Arcandra juga mengaku pihaknya sudah merampungkan pembentukan formula harga baru untuk Solar dan Elpiji. Namun, dia tidak merinci formula harga tersebut. Yang jelas formula harga baru Elpiji dan Solar itu sudah disampaikan ke Kementerian Keuangan dan belum diterapkan.

Rencana mengubah formula harga BBM ini sebenarnya telah disampaikan Arcandra pada awal 2018. Saat itu, dia mengatakan formula harga BBM yang berlaku saat ini, dibuat pada saat harga minyak tinggi. Makanya, perlu dibuat formula baru, yang cocok saat harga minyak rendah.

(Baca: Arcandra Sebut Formula Baru BBM Premium Lebih Efisien Bagi Masyarakat)

Pendiri Reforminer Institute Pri Agung Rakhmanto mengimbau agar pemerintah membuat formula harga BBM Premium, sejalan dengan pergerakan harga minyak dunia. Pemerintah juga harus menerapkan mekanisme evaluasi dan penyesuaian harga BBM secara berkala. Misalnya setiap tiga bulan sekali, seperti yang pernah diterapkan sebelumnya.

"Jangan sampai hanya sekedar perubahan (formula), tapi esensi tujuan yang dituju tidak signifikan, dan membawa implikasi yang tidak kondusif misalnya disinsentif terhadap Pertamina dalam penyaluran dan pendistribusian energi," ujarnya.

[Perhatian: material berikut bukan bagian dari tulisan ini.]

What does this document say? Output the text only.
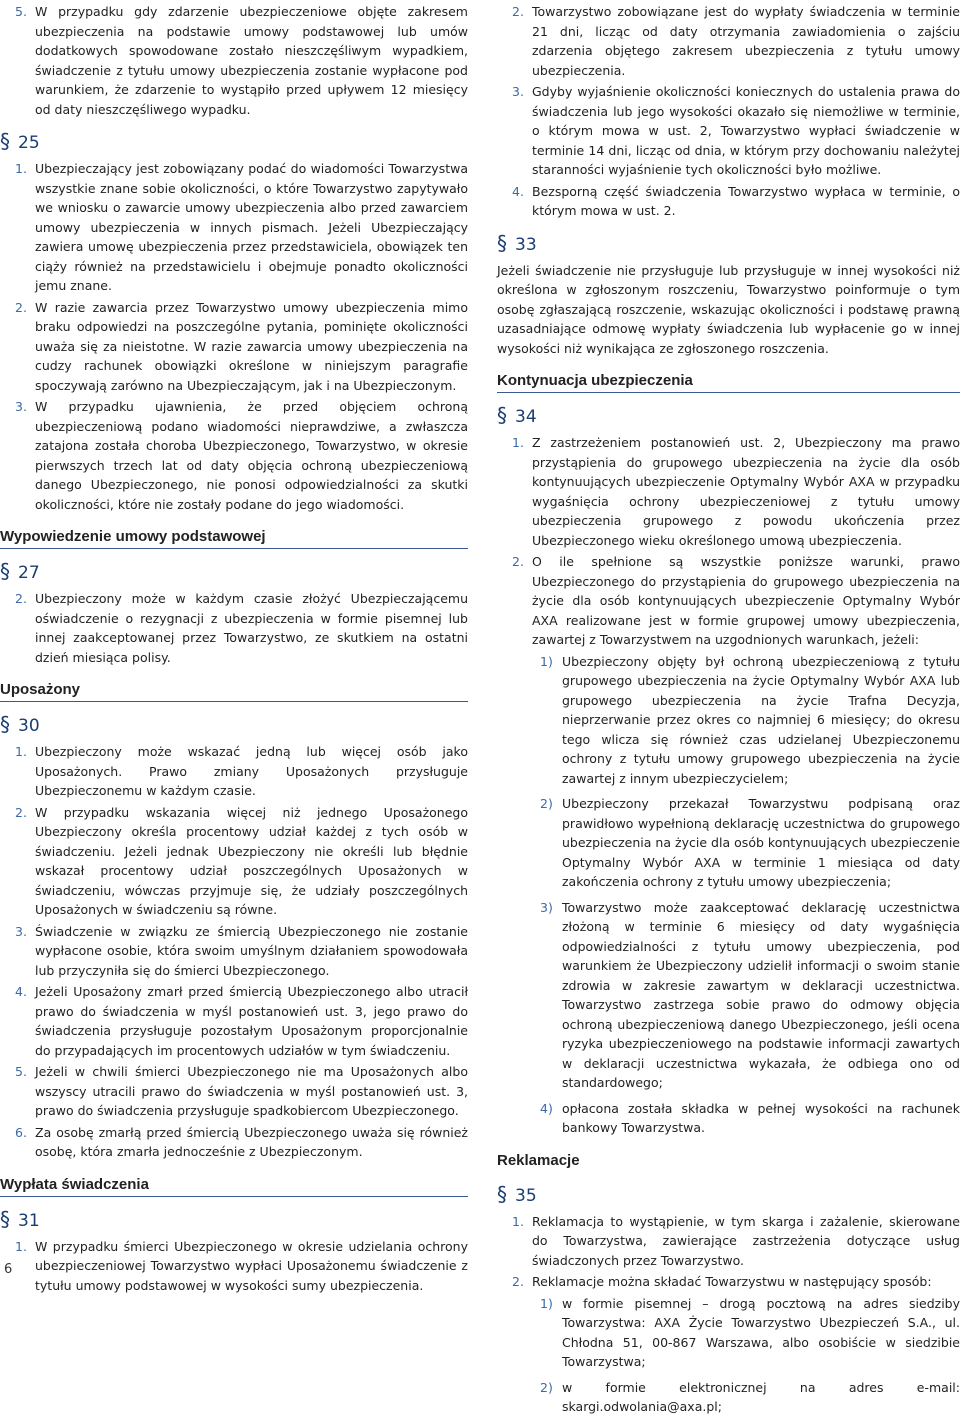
5. W przypadku gdy zdarzenie ubezpieczeniowe objęte zakresem ubezpieczenia na podstawie umowy podstawowej lub umów dodatkowych spowodowane zostało nieszczęśliwym wypadkiem, świadczenie z tytułu umowy ubezpieczenia zostanie wypłacone pod warunkiem, że zdarzenie to wystąpiło przed upływem 12 miesięcy od daty nieszczęśliwego wypadku.
§ 25
1. Ubezpieczający jest zobowiązany podać do wiadomości Towarzystwa wszystkie znane sobie okoliczności, o które Towarzystwo zapytywało we wniosku o zawarcie umowy ubezpieczenia albo przed zawarciem umowy ubezpieczenia w innych pismach. Jeżeli Ubezpieczający zawiera umowę ubezpieczenia przez przedstawiciela, obowiązek ten ciąży również na przedstawicielu i obejmuje ponadto okoliczności jemu znane.
2. W razie zawarcia przez Towarzystwo umowy ubezpieczenia mimo braku odpowiedzi na poszczególne pytania, pominięte okoliczności uważa się za nieistotne. W razie zawarcia umowy ubezpieczenia na cudzy rachunek obowiązki określone w niniejszym paragrafie spoczywają zarówno na Ubezpieczającym, jak i na Ubezpieczonym.
3. W przypadku ujawnienia, że przed objęciem ochroną ubezpieczeniową podano wiadomości nieprawdziwe, a zwłaszcza zatajona została choroba Ubezpieczonego, Towarzystwo, w okresie pierwszych trzech lat od daty objęcia ochroną ubezpieczeniową danego Ubezpieczonego, nie ponosi odpowiedzialności za skutki okoliczności, które nie zostały podane do jego wiadomości.
Wypowiedzenie umowy podstawowej
§ 27
2. Ubezpieczony może w każdym czasie złożyć Ubezpieczającemu oświadczenie o rezygnacji z ubezpieczenia w formie pisemnej lub innej zaakceptowanej przez Towarzystwo, ze skutkiem na ostatni dzień miesiąca polisy.
Uposażony
§ 30
1. Ubezpieczony może wskazać jedną lub więcej osób jako Uposażonych. Prawo zmiany Uposażonych przysługuje Ubezpieczonemu w każdym czasie.
2. W przypadku wskazania więcej niż jednego Uposażonego Ubezpieczony określa procentowy udział każdej z tych osób w świadczeniu. Jeżeli jednak Ubezpieczony nie określi lub błędnie wskazał procentowy udział poszczególnych Uposażonych w świadczeniu, wówczas przyjmuje się, że udziały poszczególnych Uposażonych w świadczeniu są równe.
3. Świadczenie w związku ze śmiercią Ubezpieczonego nie zostanie wypłacone osobie, która swoim umyślnym działaniem spowodowała lub przyczyniła się do śmierci Ubezpieczonego.
4. Jeżeli Uposażony zmarł przed śmiercią Ubezpieczonego albo utracił prawo do świadczenia w myśl postanowień ust. 3, jego prawo do świadczenia przysługuje pozostałym Uposażonym proporcjonalnie do przypadających im procentowych udziałów w tym świadczeniu.
5. Jeżeli w chwili śmierci Ubezpieczonego nie ma Uposażonych albo wszyscy utracili prawo do świadczenia w myśl postanowień ust. 3, prawo do świadczenia przysługuje spadkobiercom Ubezpieczonego.
6. Za osobę zmarłą przed śmiercią Ubezpieczonego uważa się również osobę, która zmarła jednocześnie z Ubezpieczonym.
Wypłata świadczenia
§ 31
1. W przypadku śmierci Ubezpieczonego w okresie udzielania ochrony ubezpieczeniowej Towarzystwo wypłaci Uposażonemu świadczenie z tytułu umowy podstawowej w wysokości sumy ubezpieczenia.
2. Towarzystwo zobowiązane jest do wypłaty świadczenia w terminie 21 dni, licząc od daty otrzymania zawiadomienia o zajściu zdarzenia objętego zakresem ubezpieczenia z tytułu umowy ubezpieczenia.
3. Gdyby wyjaśnienie okoliczności koniecznych do ustalenia prawa do świadczenia lub jego wysokości okazało się niemożliwe w terminie, o którym mowa w ust. 2, Towarzystwo wypłaci świadczenie w terminie 14 dni, licząc od dnia, w którym przy dochowaniu należytej staranności wyjaśnienie tych okoliczności było możliwe.
4. Bezsporną część świadczenia Towarzystwo wypłaca w terminie, o którym mowa w ust. 2.
§ 33
Jeżeli świadczenie nie przysługuje lub przysługuje w innej wysokości niż określona w zgłoszonym roszczeniu, Towarzystwo poinformuje o tym osobę zgłaszającą roszczenie, wskazując okoliczności i podstawę prawną uzasadniające odmowę wypłaty świadczenia lub wypłacenie go w innej wysokości niż wynikająca ze zgłoszonego roszczenia.
Kontynuacja ubezpieczenia
§ 34
1. Z zastrzeżeniem postanowień ust. 2, Ubezpieczony ma prawo przystąpienia do grupowego ubezpieczenia na życie dla osób kontynuujących ubezpieczenie Optymalny Wybór AXA w przypadku wygaśnięcia ochrony ubezpieczeniowej z tytułu umowy ubezpieczenia grupowego z powodu ukończenia przez Ubezpieczonego wieku określonego umową ubezpieczenia.
2. O ile spełnione są wszystkie poniższe warunki, prawo Ubezpieczonego do przystąpienia do grupowego ubezpieczenia na życie dla osób kontynuujących ubezpieczenie Optymalny Wybór AXA realizowane jest w formie grupowej umowy ubezpieczenia, zawartej z Towarzystwem na uzgodnionych warunkach, jeżeli:
1) Ubezpieczony objęty był ochroną ubezpieczeniową z tytułu grupowego ubezpieczenia na życie Optymalny Wybór AXA lub grupowego ubezpieczenia na życie Trafna Decyzja, nieprzerwanie przez okres co najmniej 6 miesięcy; do okresu tego wlicza się również czas udzielanej Ubezpieczonemu ochrony z tytułu umowy grupowego ubezpieczenia na życie zawartej z innym ubezpieczycielem;
2) Ubezpieczony przekazał Towarzystwu podpisaną oraz prawidłowo wypełnioną deklarację uczestnictwa do grupowego ubezpieczenia na życie dla osób kontynuujących ubezpieczenie Optymalny Wybór AXA w terminie 1 miesiąca od daty zakończenia ochrony z tytułu umowy ubezpieczenia;
3) Towarzystwo może zaakceptować deklarację uczestnictwa złożoną w terminie 6 miesięcy od daty wygaśnięcia odpowiedzialności z tytułu umowy ubezpieczenia, pod warunkiem że Ubezpieczony udzielił informacji o swoim stanie zdrowia w zakresie zawartym w deklaracji uczestnictwa. Towarzystwo zastrzega sobie prawo do odmowy objęcia ochroną ubezpieczeniową danego Ubezpieczonego, jeśli ocena ryzyka ubezpieczeniowego na podstawie informacji zawartych w deklaracji uczestnictwa wykazała, że odbiega ono od standardowego;
4) opłacona została składka w pełnej wysokości na rachunek bankowy Towarzystwa.
Reklamacje
§ 35
1. Reklamacja to wystąpienie, w tym skarga i zażalenie, skierowane do Towarzystwa, zawierające zastrzeżenia dotyczące usług świadczonych przez Towarzystwo.
2. Reklamacje można składać Towarzystwu w następujący sposób:
1) w formie pisemnej – drogą pocztową na adres siedziby Towarzystwa: AXA Życie Towarzystwo Ubezpieczeń S.A., ul. Chłodna 51, 00-867 Warszawa, albo osobiście w siedzibie Towarzystwa;
2) w formie elektronicznej na adres e-mail: skargi.odwolania@axa.pl;
6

Terkait revisi formula pembentuk harga BBM Premium, Direktur Pemasaran Retail Pertamina Mas'ud Khamid mengatakan, adanya revisi ini tentu akan memengaruhi keuangan Pertamina. "Iya dong, namanya juga formula," ujarnya. Harga premium dan solar akan berpatokan pada formula yang dibuat. Tidak seperti sekarang, harganya tidak aktif menyesuaikan formula. Sebab, ada beberapa pertimbangan, seperti daya beli masyarakat.